There was yesterday morning, the view, the touch, from the next pillow on that Philip-built bed over there. There are also infinite, uncountable moments of flinging arms, tangled limbs, random or purposeful encounters of shoulders, calves, hips and hands—years of this, night after night after night. Words and silences both, in their two particular voices.
Never again? No. This cannot have happened.
In the equal knowledge that it is not only possible but true, a separate cool part of Nora opens Philip’s side of the closet and selects a pair of tan cotton pants, a slim brown leather belt. What he might have worn yesterday, if they’d driven off on the day they had planned. A crisp blue cotton shirt he might have worked in, did work in.

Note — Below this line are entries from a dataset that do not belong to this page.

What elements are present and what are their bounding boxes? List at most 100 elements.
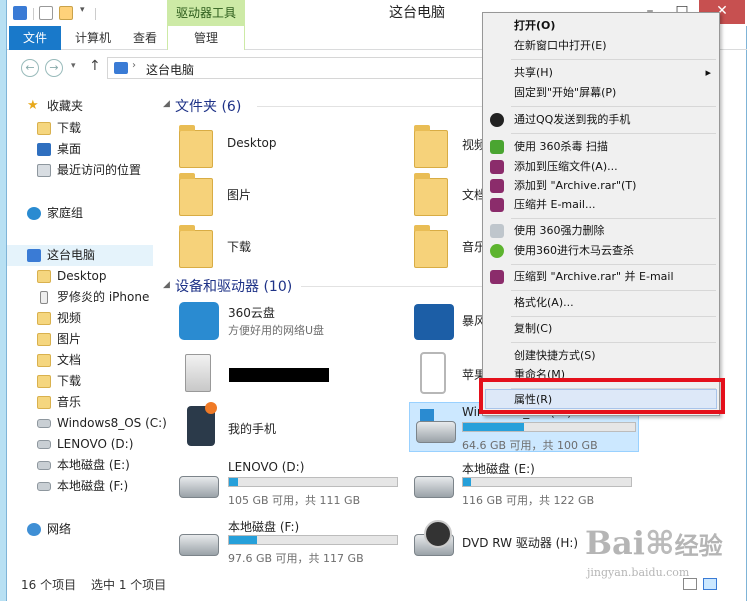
folder-tile-pictures[interactable]: 图片 (171, 172, 391, 218)
360-antivirus-icon (490, 140, 504, 154)
up-button[interactable]: ↑ (89, 58, 101, 74)
menu-item-format[interactable]: 格式化(A)... (485, 293, 717, 313)
highlight-annotation-box (479, 378, 725, 414)
tile-label: LENOVO (D:) (228, 460, 305, 474)
devices-group-header[interactable]: 设备和驱动器 (10) (175, 276, 292, 296)
drive-tile-d[interactable]: LENOVO (D:) 105 GB 可用，共 111 GB (171, 458, 401, 508)
sidebar-item-desktop-folder[interactable]: Desktop (7, 266, 157, 287)
menu-label: 添加到压缩文件(A)... (514, 160, 618, 173)
menu-item-360-scan[interactable]: 使用 360杀毒 扫描 (485, 137, 717, 157)
drive-tile-e[interactable]: 本地磁盘 (E:) 116 GB 可用，共 122 GB (406, 458, 638, 508)
folders-group-header[interactable]: 文件夹 (6) (175, 96, 241, 116)
sidebar-item-documents[interactable]: 文档 (7, 350, 157, 371)
menu-item-pin-start[interactable]: 固定到"开始"屏幕(P) (485, 83, 717, 103)
menu-item-add-archive-rar[interactable]: 添加到 "Archive.rar"(T) (485, 176, 717, 196)
pc-icon (27, 249, 41, 262)
menu-item-add-archive[interactable]: 添加到压缩文件(A)... (485, 157, 717, 177)
back-button[interactable]: ← (21, 59, 39, 77)
folder-icon (179, 125, 213, 168)
tile-description: 97.6 GB 可用，共 117 GB (228, 552, 364, 565)
sidebar-label: Windows8_OS (C:) (57, 416, 167, 430)
menu-label: 格式化(A)... (514, 296, 574, 309)
drive-usage-bar (462, 477, 632, 487)
address-bar[interactable]: › 这台电脑 (107, 57, 507, 79)
tab-file[interactable]: 文件 (9, 26, 62, 50)
collapse-icon[interactable]: ◢ (163, 99, 170, 109)
sidebar-item-downloads-pc[interactable]: 下载 (7, 371, 157, 392)
collapse-icon[interactable]: ◢ (163, 280, 170, 290)
menu-separator (511, 316, 716, 317)
breadcrumb-arrow-icon[interactable]: › (132, 60, 136, 71)
device-tile-redacted[interactable] (171, 350, 391, 396)
tab-view[interactable]: 查看 (119, 26, 171, 50)
menu-separator (511, 218, 716, 219)
selection-count: 选中 1 个项目 (91, 578, 167, 592)
recent-locations-icon[interactable]: ▾ (71, 61, 76, 71)
divider (95, 8, 96, 20)
menu-item-qq-send[interactable]: 通过QQ发送到我的手机 (485, 110, 717, 130)
sidebar-label: 图片 (57, 332, 82, 346)
properties-icon[interactable] (39, 6, 53, 20)
sidebar-item-this-pc[interactable]: 这台电脑 (7, 245, 153, 266)
sidebar-item-downloads[interactable]: 下载 (7, 118, 157, 139)
recent-places-icon (37, 164, 51, 177)
menu-item-open[interactable]: 打开(O) (485, 16, 717, 36)
music-folder-icon (37, 396, 51, 409)
menu-item-compress-email[interactable]: 压缩并 E-mail... (485, 195, 717, 215)
drive-icon (179, 534, 219, 556)
folder-tile-desktop[interactable]: Desktop (171, 124, 391, 170)
sidebar-item-network[interactable]: 网络 (7, 519, 157, 540)
device-tile-360-cloud[interactable]: 360云盘 方便好用的网络U盘 (171, 300, 391, 344)
sidebar-item-desktop[interactable]: 桌面 (7, 139, 157, 160)
sidebar-item-homegroup[interactable]: 家庭组 (7, 203, 157, 224)
qat-dropdown-icon[interactable]: ▾ (80, 5, 85, 15)
drive-tile-f[interactable]: 本地磁盘 (F:) 97.6 GB 可用，共 117 GB (171, 514, 401, 565)
video-folder-icon (37, 312, 51, 325)
menu-item-open-new-window[interactable]: 在新窗口中打开(E) (485, 36, 717, 56)
menu-item-share[interactable]: 共享(H) ▸ (485, 63, 717, 83)
menu-label: 在新窗口中打开(E) (514, 39, 607, 52)
sidebar-label: 音乐 (57, 395, 82, 409)
sidebar-label: 这台电脑 (47, 248, 96, 262)
drive-usage-fill (463, 478, 472, 486)
tab-manage[interactable]: 管理 (167, 26, 245, 50)
sidebar-item-music[interactable]: 音乐 (7, 392, 157, 413)
sidebar-item-favorites[interactable]: ★ 收藏夹 (7, 96, 157, 117)
iphone-icon (420, 352, 446, 394)
sidebar-item-drive-f[interactable]: 本地磁盘 (F:) (7, 476, 157, 497)
documents-folder-icon (414, 173, 448, 216)
sidebar-item-drive-e[interactable]: 本地磁盘 (E:) (7, 455, 157, 476)
sidebar-label: 桌面 (57, 142, 82, 156)
new-folder-icon[interactable] (59, 6, 73, 20)
sidebar-item-pictures[interactable]: 图片 (7, 329, 157, 350)
menu-item-360-delete[interactable]: 使用 360强力删除 (485, 221, 717, 241)
details-view-icon[interactable] (683, 578, 697, 590)
forward-button[interactable]: → (45, 59, 63, 77)
breadcrumb-this-pc[interactable]: 这台电脑 (146, 61, 194, 78)
menu-item-copy[interactable]: 复制(C) (485, 319, 717, 339)
drive-icon (37, 440, 51, 449)
sidebar-item-drive-c[interactable]: Windows8_OS (C:) (7, 413, 167, 434)
tab-computer[interactable]: 计算机 (61, 26, 125, 50)
tile-label: 图片 (227, 188, 252, 202)
menu-item-rar-email[interactable]: 压缩到 "Archive.rar" 并 E-mail (485, 267, 717, 287)
menu-label: 压缩到 "Archive.rar" 并 E-mail (514, 270, 674, 283)
sidebar-label: 下载 (57, 121, 82, 135)
sidebar-item-recent[interactable]: 最近访问的位置 (7, 160, 157, 181)
sidebar-item-drive-d[interactable]: LENOVO (D:) (7, 434, 157, 455)
winrar-icon (490, 198, 504, 212)
device-tile-my-phone[interactable]: 我的手机 (171, 402, 391, 450)
menu-item-360-trojan-scan[interactable]: 使用360进行木马云查杀 (485, 241, 717, 261)
drive-usage-fill (229, 536, 257, 544)
downloads-folder-icon (179, 225, 213, 268)
folder-tile-downloads[interactable]: 下载 (171, 224, 391, 270)
downloads-folder-icon (37, 375, 51, 388)
large-icons-view-icon[interactable] (703, 578, 717, 590)
menu-label: 使用360进行木马云查杀 (514, 244, 634, 257)
homegroup-icon (27, 207, 41, 220)
menu-item-create-shortcut[interactable]: 创建快捷方式(S) (485, 346, 717, 366)
tile-label: DVD RW 驱动器 (H:) (462, 536, 579, 550)
sidebar-item-iphone[interactable]: 罗修炎的 iPhone (7, 287, 157, 308)
sidebar-item-videos[interactable]: 视频 (7, 308, 157, 329)
badge-icon (205, 402, 217, 414)
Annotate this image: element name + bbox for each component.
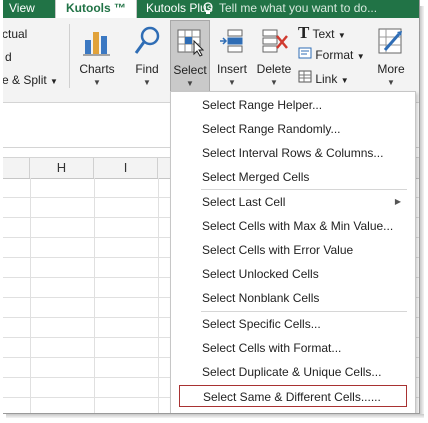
select-button[interactable]: Select ▼ [170,20,210,94]
chevron-down-icon: ▼ [228,78,236,87]
menu-separator [201,311,407,312]
menu-item-select-range-helper[interactable]: Select Range Helper... [179,94,407,116]
ribbon-separator [69,24,70,88]
find-button[interactable]: Find ▼ [125,20,169,96]
window-shadow-right [420,6,424,416]
chevron-down-icon: ▼ [340,76,349,85]
menu-item-select-max-min[interactable]: Select Cells with Max & Min Value... [179,215,407,237]
select-grid-icon [177,29,204,57]
chevron-down-icon: ▼ [337,31,346,40]
ribbon-fragment-actual[interactable]: ctual [3,27,27,41]
merge-split-label: e & Split [3,73,47,87]
ribbon-tab-bar: View Kutools ™ Kutools Plus Tell me what… [3,0,419,18]
menu-item-select-same-different[interactable]: Select Same & Different Cells...... [179,385,407,407]
insert-rows-icon [220,29,243,53]
menu-separator [201,189,407,190]
menu-item-select-unlocked-cells[interactable]: Select Unlocked Cells [179,263,407,285]
format-icon [298,47,312,59]
select-dropdown-menu: Select Range Helper... Select Range Rand… [170,91,416,413]
menu-item-select-merged-cells[interactable]: Select Merged Cells [179,166,407,188]
lightbulb-icon [203,2,213,14]
column-header-h[interactable]: H [30,158,94,178]
chevron-down-icon: ▼ [50,77,58,86]
chevron-down-icon: ▼ [186,79,194,88]
menu-item-select-interval-rows-columns[interactable]: Select Interval Rows & Columns... [179,142,407,164]
menu-item-select-cells-with-format[interactable]: Select Cells with Format... [179,337,407,359]
magnifier-icon [134,26,160,54]
select-last-cell-label: Select Last Cell [202,195,286,209]
charts-button[interactable]: Charts ▼ [74,20,120,96]
delete-label: Delete [256,62,292,76]
text-label: Text [312,27,335,41]
delete-button[interactable]: Delete ▼ [254,20,294,96]
bar-chart-icon [83,32,110,56]
menu-item-select-error-value[interactable]: Select Cells with Error Value [179,239,407,261]
column-header-i[interactable]: I [94,158,158,178]
menu-item-select-last-cell[interactable]: Select Last Cell ▶ [179,191,407,213]
more-label: More [377,62,405,76]
menu-item-select-range-randomly[interactable]: Select Range Randomly... [179,118,407,140]
tab-view[interactable]: View [9,0,35,18]
window-shadow-bottom [6,414,424,418]
excel-window: View Kutools ™ Kutools Plus Tell me what… [3,0,420,414]
chevron-down-icon: ▼ [387,78,395,87]
link-grid-icon [298,70,312,83]
link-label: Link [315,72,338,86]
chevron-down-icon: ▼ [356,52,365,61]
menu-item-select-nonblank-cells[interactable]: Select Nonblank Cells [179,287,407,309]
tell-me-search[interactable]: Tell me what you want to do... [219,0,377,18]
insert-button[interactable]: Insert ▼ [212,20,252,96]
text-t-icon: T [298,23,310,42]
charts-label: Charts [79,62,115,76]
delete-rows-icon [262,29,288,53]
insert-label: Insert [216,62,247,76]
format-button[interactable]: Format ▼ [298,47,365,67]
link-button[interactable]: Link ▼ [298,70,349,90]
more-tools-icon [378,28,402,54]
text-button[interactable]: T Text ▼ [298,23,346,43]
menu-item-select-duplicate-unique[interactable]: Select Duplicate & Unique Cells... [179,361,407,383]
ribbon-fragment-d[interactable]: d [5,50,12,64]
more-button[interactable]: More ▼ [371,20,411,96]
menu-gutter [171,92,173,413]
ribbon-fragment-merge-split[interactable]: e & Split ▼ [3,73,58,87]
menu-item-select-specific-cells[interactable]: Select Specific Cells... [179,313,407,335]
tab-kutools[interactable]: Kutools ™ [55,0,137,18]
chevron-down-icon: ▼ [270,78,278,87]
find-label: Find [135,62,159,76]
submenu-arrow-icon: ▶ [394,197,401,206]
select-label: Select [173,63,207,77]
column-header-g[interactable] [3,158,30,178]
chevron-down-icon: ▼ [143,78,151,87]
format-label: Format [315,48,354,62]
chevron-down-icon: ▼ [93,78,101,87]
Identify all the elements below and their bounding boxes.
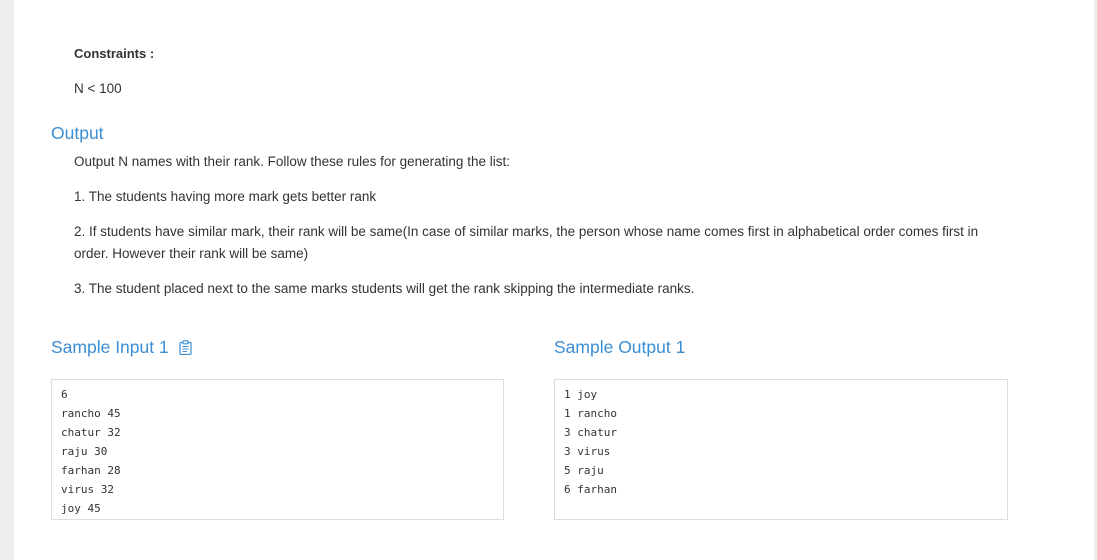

No tie. A lightweight navy-blue sports coat. He would look, oh, full in these clothes. A large man leaning back in his chair at the end of a long restaurant lunch with Nora and Max, the three of them comfortable and familiar, stimulated and cheerful. She sees that restaurant scene as clearly as if it had been their real yesterday.
There is something to be said for touching his things. Perhaps that’s what Sophie really intended, suggesting they sort through his possessions: that this is as close as anyone can come any more. But throw out the contents of his closet and drawers, give them away, find them new homes and new bodies? Sophie goes too far there. With her arms around Philip’s empty tan pants and blue shirt, the clothes that will burn with him, Nora lets herself sag onto the bed. Jumps straight back up. This bed, no!
Philip’s boxers are piled and jumbled in the top bureau drawer. She picks a pale blue pair with a frivolous pattern of sailboats. “Climb aboard, matey,” Philip cried the first time he wore them, his thighs emerging like a couple of tree trunks, his hands on his hips as he stood at the foot of the bed, his head rolling back as he laughed; that joyous, absent roar.
Navy socks to match the sports jacket, she supposes, not black. And no shoes. Poor Philip, with nowhere to go; a tenderfoot, in only his socks. Tiptoeing through hell, his infinite punishment for sneaking off in the night.
She tastes something acidic as, embracing Philip’s last outfit, she leaves the bedroom, closing the door sharply behind her. At the bottom of the stairs Sophie waits, now in beige pants and pale yellow blouse, evidently not in mourning today, hair blazing red and arms outstretched: ready as ever to receive and accept Nora’s burdens.